Option 1: Static AWS Access Keys

Use this option when your cluster does not already provide AWS credentials to the pods.

1. Create a Kubernetes Secret

Create a Secret in the kamiwaza namespace:

kubectl create secret generic core-s3 \
-n kamiwaza \
--from-literal=access_key_id="<aws-access-key-id>" \
--from-literal=secret_access_key="<aws-secret-access-key>"

If you are using temporary session credentials, include the session token:

kubectl create secret generic core-s3 \
-n kamiwaza \
--from-literal=access_key_id="<aws-access-key-id>" \
--from-literal=secret_access_key="<aws-secret-access-key>" \
--from-literal=session_token="<aws-session-token>"

2. Prepare a Configuration Override

Create a configuration override file for your deployment workflow, for example aws-s3.yaml:

context:
objectStorage:
defaultBucket: "my-kamiwaza-artifacts"
defaultRegion: "us-west-2"
defaultPrefix: "context/raw"
credentialsSecretRef:
name: "core-s3"
accessKeyIdKey: "access_key_id"
secretAccessKeyKey: "secret_access_key"
sessionTokenKey: "session_token"

For AWS S3, leave endpointUrl empty.

3. Apply the Updated Configuration

Apply the updated values through your standard Helm or cluster release workflow.

Option 2: Ambient AWS Credentials

Use this option if your cluster already provides AWS credentials to pods through IAM roles or another AWS-native mechanism.
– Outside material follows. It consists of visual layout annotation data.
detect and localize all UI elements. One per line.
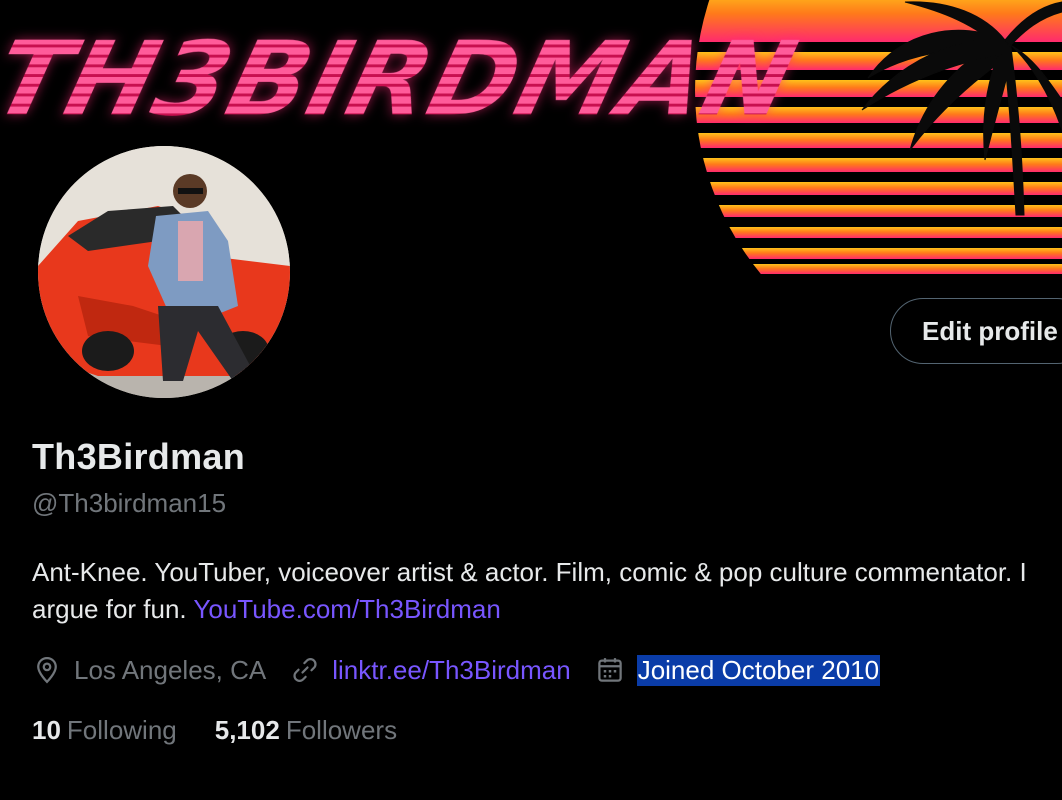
avatar-photo <box>38 146 290 398</box>
followers-count: 5,102 <box>214 714 280 745</box>
location-item: Los Angeles, CA <box>32 655 266 686</box>
display-name: Th3Birdman <box>32 436 246 477</box>
location-pin-icon <box>37 656 57 684</box>
bio-youtube-link[interactable]: YouTube.com/Th3Birdman <box>193 594 500 624</box>
profile-meta-row: Los Angeles, CA linktr.ee/Th3Birdman Joi… <box>32 650 904 690</box>
banner-logo-text: TH3BIRDMAN <box>0 19 808 139</box>
follow-stats: 10 Following 5,102 Followers <box>32 712 435 748</box>
following-link[interactable]: 10 Following <box>32 715 177 746</box>
bio-text: Ant-Knee. YouTuber, voiceover artist & a… <box>32 557 1027 624</box>
link-icon <box>293 658 317 682</box>
profile-bio: Ant-Knee. YouTuber, voiceover artist & a… <box>32 554 1042 628</box>
website-item: linktr.ee/Th3Birdman <box>290 655 571 686</box>
profile-avatar[interactable] <box>34 142 294 402</box>
joined-item: Joined October 2010 <box>595 654 881 686</box>
followers-label: Followers <box>285 714 398 745</box>
username-handle: @Th3birdman15 <box>32 488 227 518</box>
joined-date-text: Joined October 2010 <box>636 654 881 686</box>
edit-profile-button[interactable]: Edit profile <box>890 298 1062 364</box>
calendar-icon <box>597 658 622 682</box>
following-count: 10 <box>32 714 61 745</box>
website-link[interactable]: linktr.ee/Th3Birdman <box>332 655 570 686</box>
following-label: Following <box>66 714 177 745</box>
followers-link[interactable]: 5,102 Followers <box>215 715 397 746</box>
location-text: Los Angeles, CA <box>74 654 267 685</box>
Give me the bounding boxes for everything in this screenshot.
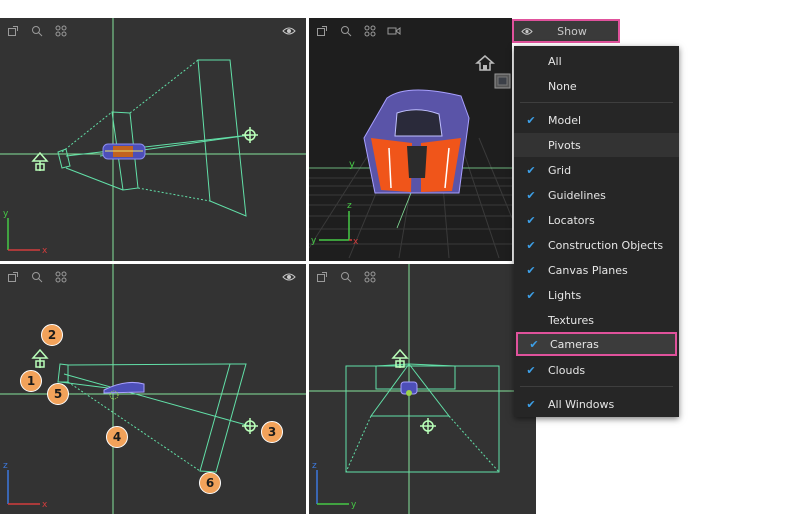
- callout-2: 2: [41, 324, 63, 346]
- axis-gizmo-top: y x: [3, 209, 48, 256]
- car-model-top: [102, 143, 146, 160]
- maximize-icon[interactable]: [2, 20, 24, 42]
- search-icon[interactable]: [26, 266, 48, 288]
- axis-label-y: y: [311, 236, 317, 246]
- check-icon: ✔: [526, 188, 536, 202]
- camera-locator-front: [242, 418, 258, 434]
- axis-gizmo-side: z y: [312, 461, 357, 510]
- viewport-side[interactable]: z y: [309, 264, 536, 514]
- frame-icon[interactable]: [359, 266, 381, 288]
- menu-item-all-windows[interactable]: ✔ All Windows: [514, 392, 679, 416]
- frame-icon[interactable]: [50, 266, 72, 288]
- svg-text:y: y: [349, 159, 355, 170]
- show-menu-title: Show: [557, 24, 587, 38]
- callout-4: 4: [106, 426, 128, 448]
- menu-item-none[interactable]: None: [514, 74, 679, 98]
- menu-item-all[interactable]: All: [514, 49, 679, 73]
- axis-gizmo-front: z x: [3, 461, 48, 510]
- viewport-toolbar-side: [309, 264, 536, 290]
- check-icon: ✔: [526, 113, 536, 127]
- menu-separator: [520, 386, 673, 387]
- viewport-front[interactable]: z x 1 2 3 4 5 6: [0, 264, 306, 514]
- maximize-icon[interactable]: [311, 266, 333, 288]
- menu-item-clouds[interactable]: ✔ Clouds: [514, 358, 679, 382]
- check-icon: ✔: [526, 263, 536, 277]
- check-icon: ✔: [526, 163, 536, 177]
- callout-3: 3: [261, 421, 283, 443]
- menu-item-pivots[interactable]: Pivots: [514, 133, 679, 157]
- camera-up-arrow-top: [31, 151, 49, 171]
- axis-label-x: x: [353, 237, 359, 247]
- camera-locator-side: [420, 418, 436, 434]
- front-view-scene: z x: [0, 264, 306, 514]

In this case, do not create a Secret. Only set the bucket and region:

context:
objectStorage:
defaultBucket: "my-kamiwaza-artifacts"
defaultRegion: "us-west-2"
defaultPrefix: "context/raw"
credentialsSecretRef:
name: ""

Apply the updated values through your standard Helm or cluster release workflow.

Restart Existing Deployments

If the cluster is already running, restart the core workloads after applying the updated config:

kubectl rollout restart deployment/core-scheduler -n kamiwaza
kubectl delete pod -n kamiwaza -l ray.io/node-type=head
kubectl delete pod -n kamiwaza -l ray.io/node-type=worker

The Ray operator recreates the deleted head and worker pods.

Verify the Configuration

Check the ConfigMap

Verify that the non-secret S3 settings are present:

kubectl get configmap core-config -n kamiwaza -o yaml | grep CONTEXT_SERVICE_S3

You should see values like:

CONTEXT_SERVICE_S3_DEFAULT_BUCKET: my-kamiwaza-artifacts
CONTEXT_SERVICE_S3_DEFAULT_REGION: us-west-2
CONTEXT_SERVICE_S3_DEFAULT_PREFIX: context/raw

Check the Scheduler Pod

Verify the scheduler sees the expected environment variables:

kubectl exec -n kamiwaza deploy/core-scheduler -- env | grep CONTEXT_SERVICE_S3

If you are using Secret-backed credentials, also verify the credential variables exist:

kubectl exec -n kamiwaza deploy/core-scheduler -- env | grep '^CONTEXT_SERVICE_S3_'

Check the Ray Head Pod

Verify the Ray head pod also has the S3 configuration:

kubectl exec -n kamiwaza "$(kubectl get pod -n kamiwaza -l ray.io/node-type=head -o name | head -1)" -- env | grep CONTEXT_SERVICE_S3

Validate in the Product

Retry a workflow that depends on workroom storage:

  • import a Skills Library package
  • upload a context file
  • reopen the affected workflow and confirm the asset is still available

Troubleshooting

Error: Workroom storage is not configured for Skills Library

This usually means core does not see CONTEXT_SERVICE_S3_DEFAULT_BUCKET.

Check:

  • your Helm values file includes context.objectStorage.defaultBucket
  • the core-config ConfigMap contains CONTEXT_SERVICE_S3_DEFAULT_BUCKET
  • the scheduler and Ray pods were restarted after the config change

Error: Unable to locate credentials

This means the bucket settings are present but AWS authentication is not.

Check:

  • the Secret exists in the kamiwaza namespace
  • credentialsSecretRef.name matches the Secret name
  • the Secret keys match the configured key names
  • the scheduler and Ray pods were restarted after the Secret was created

Error: AccessDenied or SignatureDoesNotMatch

This usually means the credentials are present but not valid for the target bucket or region.

Check:

  • the bucket name
  • the AWS region
  • the IAM policy attached to the user or role
  • whether the credentials belong to the AWS account that owns the bucket

Security Notes

  • Do not store AWS secrets in workroom attributes or user-editable metadata.
  • Prefer Kubernetes Secrets or ambient AWS identity over plain-text credentials in values files.
  • Leave endpointUrl empty for AWS S3. Set it only when using a non-AWS S3-compatible service.